David Ogilvie

Personal information
- Full name: Alan David Ogilvie
- Batting: Right-handed

International information
- National side: Australia;
- Test debut (cap 286): 2 December 1977 v India
- Last Test: 28 April 1978 v West Indies

Career statistics
| Competition | Tests | First-class |
| Matches | 5 | 51 |
| Runs scored | 178 | 3,006 |
| Batting average | 17.80 | 34.15 |
| 100s/50s | 0/0 | 8/10 |
| Top score | 47 | 194 |
| Balls bowled | – | 6 |
| Wickets | – | 0 |
| Bowling average | – | – |
| 5 wickets in innings | – | – |
| 10 wickets in match | – | – |
| Best bowling | – | – |
| Catches/stumpings | 5/– | 44/– |
- Source: Cricinfo

= David Ogilvie (cricketer) =

Australian cricketer

Alan David Ogilvie (born 3 June 1951) is a former Australian cricketer who played in five Tests from 1977 to 1978 during World Series Cricket.

==Biography==
Ogilvie attended Brisbane Grammar School where he was a champion sportsman, representing the school in rugby, cricket, tennis, athletics and rowing.

He played for the Queensland state colt side and was picked in the Sheffield Shield team in 1971–72 but was unable to rise past twelfth man for the next two seasons.

He was eventually dropped from the side and lost his spot in the colts, but good grade form in 1974–75 saw him make his first class debut for Queensland.

===1977–78 Season===
Ogilvie started the 1977–78 season extremely well, scoring consecutive centuries against Victoria, Western Australia, and South Australia.

This saw him selected to play at number three in an Australian team weakened by the defections of senior players to World Series Cricket to play India.

====Test selection====
Ogilvie made his Test debut in Brisbane and was dismissed cheaply in his first innings, but shared a partnership of 97 with captain Bob Simpson in the second, rescuing Australia from 3–7. These runs proved crucial in Australia's eventual win.

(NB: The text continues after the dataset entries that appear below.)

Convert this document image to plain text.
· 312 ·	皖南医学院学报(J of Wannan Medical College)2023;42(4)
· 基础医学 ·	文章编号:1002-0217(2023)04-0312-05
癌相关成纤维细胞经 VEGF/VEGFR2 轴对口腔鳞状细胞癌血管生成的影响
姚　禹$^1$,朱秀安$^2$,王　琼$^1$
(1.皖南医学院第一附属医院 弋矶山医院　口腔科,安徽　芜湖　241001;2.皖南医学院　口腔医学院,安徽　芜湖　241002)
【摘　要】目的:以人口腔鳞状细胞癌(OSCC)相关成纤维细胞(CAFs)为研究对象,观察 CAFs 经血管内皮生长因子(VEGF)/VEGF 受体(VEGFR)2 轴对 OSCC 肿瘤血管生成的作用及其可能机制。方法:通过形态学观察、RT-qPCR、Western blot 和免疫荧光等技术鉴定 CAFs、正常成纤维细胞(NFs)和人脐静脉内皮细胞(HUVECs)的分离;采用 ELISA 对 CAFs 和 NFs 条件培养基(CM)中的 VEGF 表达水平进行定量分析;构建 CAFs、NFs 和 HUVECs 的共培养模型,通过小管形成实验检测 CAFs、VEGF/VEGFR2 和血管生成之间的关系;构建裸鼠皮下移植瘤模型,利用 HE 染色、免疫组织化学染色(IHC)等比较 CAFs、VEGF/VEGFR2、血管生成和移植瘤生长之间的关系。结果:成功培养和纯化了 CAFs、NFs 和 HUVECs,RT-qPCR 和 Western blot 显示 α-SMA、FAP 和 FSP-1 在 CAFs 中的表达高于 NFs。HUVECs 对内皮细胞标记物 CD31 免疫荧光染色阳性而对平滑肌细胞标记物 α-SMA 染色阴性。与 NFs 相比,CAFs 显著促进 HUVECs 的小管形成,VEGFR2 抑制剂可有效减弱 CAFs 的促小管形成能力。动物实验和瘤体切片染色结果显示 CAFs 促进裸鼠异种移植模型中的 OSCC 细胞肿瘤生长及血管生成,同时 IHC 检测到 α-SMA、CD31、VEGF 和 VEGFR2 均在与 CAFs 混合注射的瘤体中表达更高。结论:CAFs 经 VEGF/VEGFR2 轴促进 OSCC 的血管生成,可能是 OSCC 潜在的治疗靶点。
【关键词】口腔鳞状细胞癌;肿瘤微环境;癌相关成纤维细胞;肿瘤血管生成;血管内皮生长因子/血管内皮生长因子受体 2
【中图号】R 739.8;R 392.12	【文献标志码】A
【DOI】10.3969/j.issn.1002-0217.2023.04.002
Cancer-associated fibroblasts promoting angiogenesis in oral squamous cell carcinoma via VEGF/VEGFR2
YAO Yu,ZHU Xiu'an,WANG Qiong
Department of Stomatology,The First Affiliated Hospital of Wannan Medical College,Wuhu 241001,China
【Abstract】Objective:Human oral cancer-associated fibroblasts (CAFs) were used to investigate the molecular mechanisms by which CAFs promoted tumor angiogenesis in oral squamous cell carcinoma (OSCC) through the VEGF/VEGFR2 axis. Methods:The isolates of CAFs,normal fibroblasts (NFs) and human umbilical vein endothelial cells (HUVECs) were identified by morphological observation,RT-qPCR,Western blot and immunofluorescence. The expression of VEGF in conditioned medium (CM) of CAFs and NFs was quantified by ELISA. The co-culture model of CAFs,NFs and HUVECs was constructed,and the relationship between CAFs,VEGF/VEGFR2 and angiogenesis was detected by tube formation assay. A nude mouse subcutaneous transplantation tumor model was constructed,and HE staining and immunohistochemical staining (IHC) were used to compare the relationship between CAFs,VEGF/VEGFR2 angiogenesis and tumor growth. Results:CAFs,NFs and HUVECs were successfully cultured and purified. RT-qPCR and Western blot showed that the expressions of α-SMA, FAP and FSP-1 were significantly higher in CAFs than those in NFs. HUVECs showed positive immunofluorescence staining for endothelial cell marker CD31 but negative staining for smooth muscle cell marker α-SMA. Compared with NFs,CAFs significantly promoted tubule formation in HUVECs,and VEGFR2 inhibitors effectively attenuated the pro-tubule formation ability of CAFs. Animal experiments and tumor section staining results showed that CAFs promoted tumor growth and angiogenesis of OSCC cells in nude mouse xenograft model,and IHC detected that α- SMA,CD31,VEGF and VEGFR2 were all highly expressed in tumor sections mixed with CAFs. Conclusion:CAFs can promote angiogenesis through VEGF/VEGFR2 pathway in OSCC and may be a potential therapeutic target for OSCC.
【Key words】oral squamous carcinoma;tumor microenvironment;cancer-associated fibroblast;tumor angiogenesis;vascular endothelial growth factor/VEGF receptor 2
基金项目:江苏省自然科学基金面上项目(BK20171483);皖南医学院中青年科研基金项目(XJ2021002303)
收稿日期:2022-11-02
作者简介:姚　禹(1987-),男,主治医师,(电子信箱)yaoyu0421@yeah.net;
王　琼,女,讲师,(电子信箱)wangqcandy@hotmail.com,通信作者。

His performance in the second Test was nearly identical – a low score in the first innings, but a painstaking 47 in the second, helping take Australia from 2–33 to 3-172 and set up a two-wicket victory.

These performances encouraged the selectors to persevere with Ogilvie for the next two tests. However he failed twice in the third Test and was made twelfth man for the fourth test, before being dropped for the fifth. Indian spinner Bishen Bedi claimed his wicket six out of eight innings.

====West Indian tour====
Ogilvie continued to score well in the Sheffield Shield and ultimately ended up making 1215 runs at an average of 50.62 for the season. However, he was not originally chosen for the tour of the West Indies, causing protest from Queensland cricketing circles. This was seconded by Ian Chappell who said Ogilvie "was generally regarded as the best player of quick bowling" among the non-WSC players and felt during the Indian series he had "shown a willingness to hang around and try to graft a score, something I can't say for most of the other players. Some of whom are continualy rated highly promising." (Chappell gave the example of Kim Hughes.) Ogilvie was eventually picked as a backup player when Kim Hughes fell ill and Peter Toohey was injured.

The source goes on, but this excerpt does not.